A partnership to predict run timing

Researchers from NOAA Fisheries and the Alaska Department of Fish and Game, with the support of the Alaska Ocean Observing System, have identified a combination of spring conditions that is closely related to the timing of Chinook salmon on the Yukon delta.  Using percent spring ice cover between St. Lawrence Island and the Yukon delta, April air temperatures in Nome, and marine surface temperatures just offshore of the delta in May, the team predicted the timing of the run in the last two seasons to within three days of the actual timing before the start of each run.

Click here for a summary of historical and near real-time fish and environmental data for the 2015 Chinook salmon run in the Yukon River delta, Alaska Department of Fish and Game (ADF&G) Management Area Y-1.

Why is it so important to get the run timing right?

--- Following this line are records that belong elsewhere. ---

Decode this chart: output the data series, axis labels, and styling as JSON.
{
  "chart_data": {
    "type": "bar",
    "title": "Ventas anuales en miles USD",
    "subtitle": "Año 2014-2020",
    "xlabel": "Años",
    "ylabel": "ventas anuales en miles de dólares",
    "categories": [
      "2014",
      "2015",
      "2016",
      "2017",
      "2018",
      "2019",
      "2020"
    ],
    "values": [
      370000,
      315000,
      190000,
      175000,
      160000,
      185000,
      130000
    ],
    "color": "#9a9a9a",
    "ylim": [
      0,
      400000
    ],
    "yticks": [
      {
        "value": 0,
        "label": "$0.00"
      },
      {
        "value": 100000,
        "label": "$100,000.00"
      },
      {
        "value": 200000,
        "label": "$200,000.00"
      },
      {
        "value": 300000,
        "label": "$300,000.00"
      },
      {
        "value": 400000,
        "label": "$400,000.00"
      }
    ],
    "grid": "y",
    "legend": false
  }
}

Known for navigating the longest annual freshwater migration route of any salmon to reach their spawning grounds, Chinook salmon can start arriving on the Yukon River delta at almost any point in June. Over the past 50 years the first pulse of Chinook has occurred sometime between June 6 and June 26. Traditional knowledge on the Yukon holds that spring weather conditions, including ice, temperatures and wind determine when in June the fish enter the river, but each spring brings a different combination of conditions, so pinning down a schedule for the arrival of the first pulse can be tricky. Twenty days can be a long time to wait to find out when the fish are actually coming and if there are enough of them to harvest.

Management of the Chinook salmon fishery is closely linked to expected time of arrival in harvest areas. When the migration begins earlier than expected, it’s reasonable for fishery managers to conclude that the run is stronger than it actually is, possibly resulting in over-harvesting near the river’s mouth and loss of harvest opportunities upriver. Likewise, in years when the first pulse of fish comes late, it is reasonable for fishery managers to conclude that the run is very weak, perhaps so weak that fishing needs to be slowed or stopped altogether.